Horrifié, il lâcha la calebasse.

— "Non ! Je veux vivre ! Je veux réparer mon erreur !"

L’esprit du Baobab recula et déclara :

— "Alors écoute bien, Koundé. Dès aujourd’hui, tu devras restituer tout ce que tu as gagné malhonnêtement. Tu enseigneras aux jeunes distillateurs l’importance du serment et tu n’oublieras plus jamais ceux qui t’ont précédé."
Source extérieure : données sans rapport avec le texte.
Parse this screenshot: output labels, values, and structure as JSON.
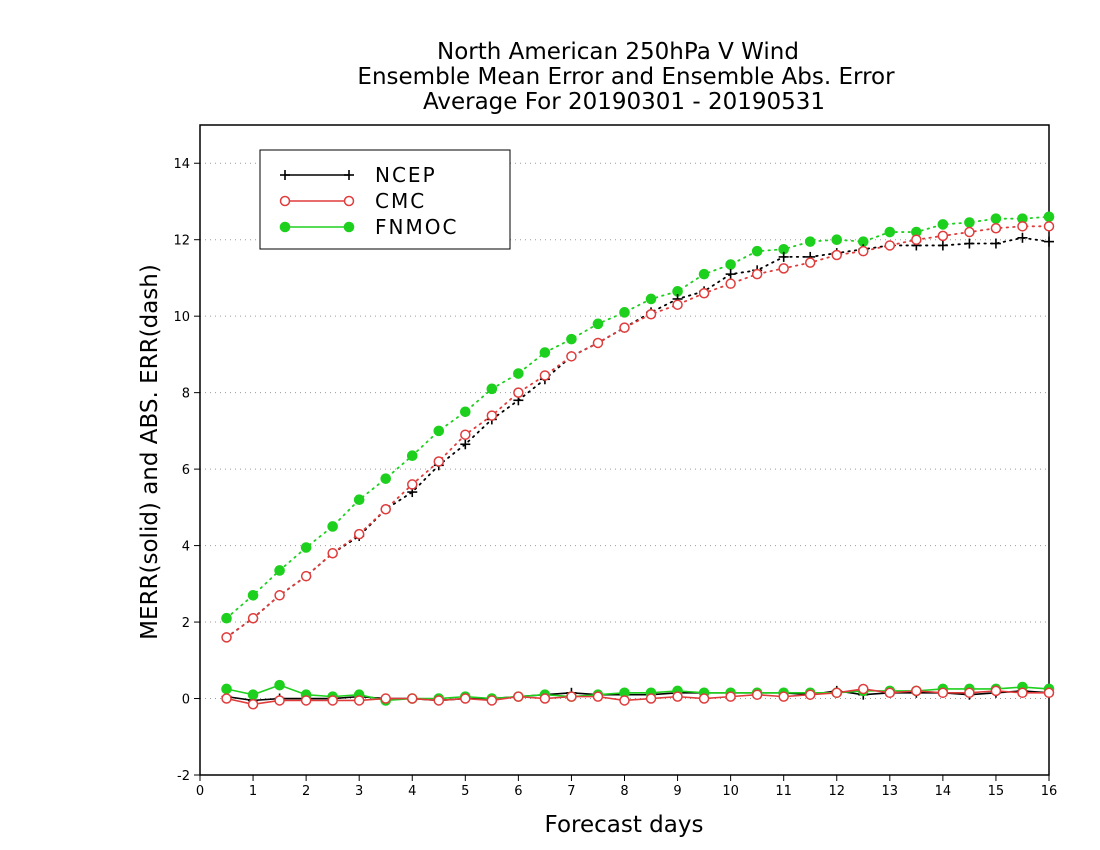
{
  "chart_data": {
    "type": "line",
    "title": [
      "North American 250hPa V Wind",
      "Ensemble Mean Error and Ensemble Abs. Error",
      "Average For 20190301 - 20190531"
    ],
    "xlabel": "Forecast days",
    "ylabel": "MERR(solid) and ABS. ERR(dash)",
    "xlim": [
      0,
      16
    ],
    "ylim": [
      -2,
      15
    ],
    "xticks": [
      0,
      1,
      2,
      3,
      4,
      5,
      6,
      7,
      8,
      9,
      10,
      11,
      12,
      13,
      14,
      15,
      16
    ],
    "yticks": [
      -2,
      0,
      2,
      4,
      6,
      8,
      10,
      12,
      14
    ],
    "grid": "horizontal dotted",
    "legend_position": "top-left",
    "x": [
      0.5,
      1,
      1.5,
      2,
      2.5,
      3,
      3.5,
      4,
      4.5,
      5,
      5.5,
      6,
      6.5,
      7,
      7.5,
      8,
      8.5,
      9,
      9.5,
      10,
      10.5,
      11,
      11.5,
      12,
      12.5,
      13,
      13.5,
      14,
      14.5,
      15,
      15.5,
      16
    ],
    "series": [
      {
        "name": "NCEP",
        "color": "#000000",
        "marker": "plus",
        "abs_err": [
          1.6,
          2.1,
          2.7,
          3.2,
          3.8,
          4.25,
          4.95,
          5.4,
          6.1,
          6.65,
          7.3,
          7.8,
          8.35,
          8.95,
          9.3,
          9.7,
          10.1,
          10.45,
          10.65,
          11.1,
          11.2,
          11.55,
          11.55,
          11.65,
          11.75,
          11.85,
          11.85,
          11.85,
          11.9,
          11.9,
          12.05,
          11.95
        ],
        "mean_err": [
          0.05,
          -0.05,
          0.0,
          0.0,
          0.0,
          0.05,
          0.0,
          0.0,
          -0.05,
          0.0,
          0.0,
          0.05,
          0.1,
          0.15,
          0.1,
          0.1,
          0.1,
          0.15,
          0.15,
          0.15,
          0.15,
          0.15,
          0.1,
          0.2,
          0.1,
          0.15,
          0.15,
          0.15,
          0.1,
          0.15,
          0.2,
          0.15
        ]
      },
      {
        "name": "CMC",
        "color": "#e03c3c",
        "marker": "open-circle",
        "abs_err": [
          1.6,
          2.1,
          2.7,
          3.2,
          3.8,
          4.3,
          4.95,
          5.6,
          6.2,
          6.9,
          7.4,
          8.0,
          8.45,
          8.95,
          9.3,
          9.7,
          10.05,
          10.3,
          10.6,
          10.85,
          11.1,
          11.25,
          11.4,
          11.6,
          11.7,
          11.85,
          12.0,
          12.1,
          12.2,
          12.3,
          12.35,
          12.35
        ],
        "mean_err": [
          0.0,
          -0.15,
          -0.05,
          -0.05,
          -0.05,
          -0.05,
          0.0,
          0.0,
          -0.05,
          0.0,
          -0.05,
          0.05,
          0.0,
          0.05,
          0.05,
          -0.05,
          0.0,
          0.05,
          0.0,
          0.05,
          0.1,
          0.05,
          0.1,
          0.15,
          0.25,
          0.15,
          0.2,
          0.15,
          0.15,
          0.2,
          0.15,
          0.15
        ]
      },
      {
        "name": "FNMOC",
        "color": "#1ed01e",
        "marker": "filled-circle",
        "abs_err": [
          2.1,
          2.7,
          3.35,
          3.95,
          4.5,
          5.2,
          5.75,
          6.35,
          7.0,
          7.5,
          8.1,
          8.5,
          9.05,
          9.4,
          9.8,
          10.1,
          10.45,
          10.65,
          11.1,
          11.35,
          11.7,
          11.75,
          11.95,
          12.0,
          11.95,
          12.2,
          12.2,
          12.4,
          12.45,
          12.55,
          12.55,
          12.6
        ]
      }
    ],
    "fnmoc_mean_err": [
      0.25,
      0.1,
      0.35,
      0.1,
      0.05,
      0.1,
      -0.05,
      0.0,
      0.0,
      0.05,
      0.0,
      0.05,
      0.1,
      0.05,
      0.1,
      0.15,
      0.15,
      0.2,
      0.15,
      0.15,
      0.15,
      0.15,
      0.15,
      0.15,
      0.2,
      0.2,
      0.2,
      0.25,
      0.25,
      0.25,
      0.3,
      0.25
    ]
  }
}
— "Et si je refuse ?" demanda Koundé d’une voix tremblante.

— "Alors la prochaine fois que tu boiras du sodabi… ce sera ta dernière gorgée."

Un vent violent souffla, et l’esprit disparut.

Le lendemain, Koundé réveilla tout le village et confessa ses fautes. Il rendit ses richesses et enseigna à tous l’importance du pacte des distillateurs.

Dès ce jour, plus jamais le sodabi d’Avassou ne fut produit sans offrande ni sans respect des esprits.

Et l’on dit que, chaque année, lorsque les distillateurs font couler les premières gouttes de sodabi sur les racines du grand baobab, un murmure doux s’élève dans le vent, comme un chant ancestral qui veille sur ceux qui respectent le serment.

Mais si jamais un homme osait rompre à nouveau le pacte… alors, une nuit, ses bouteilles commenceraient à chuchoter à nouveau.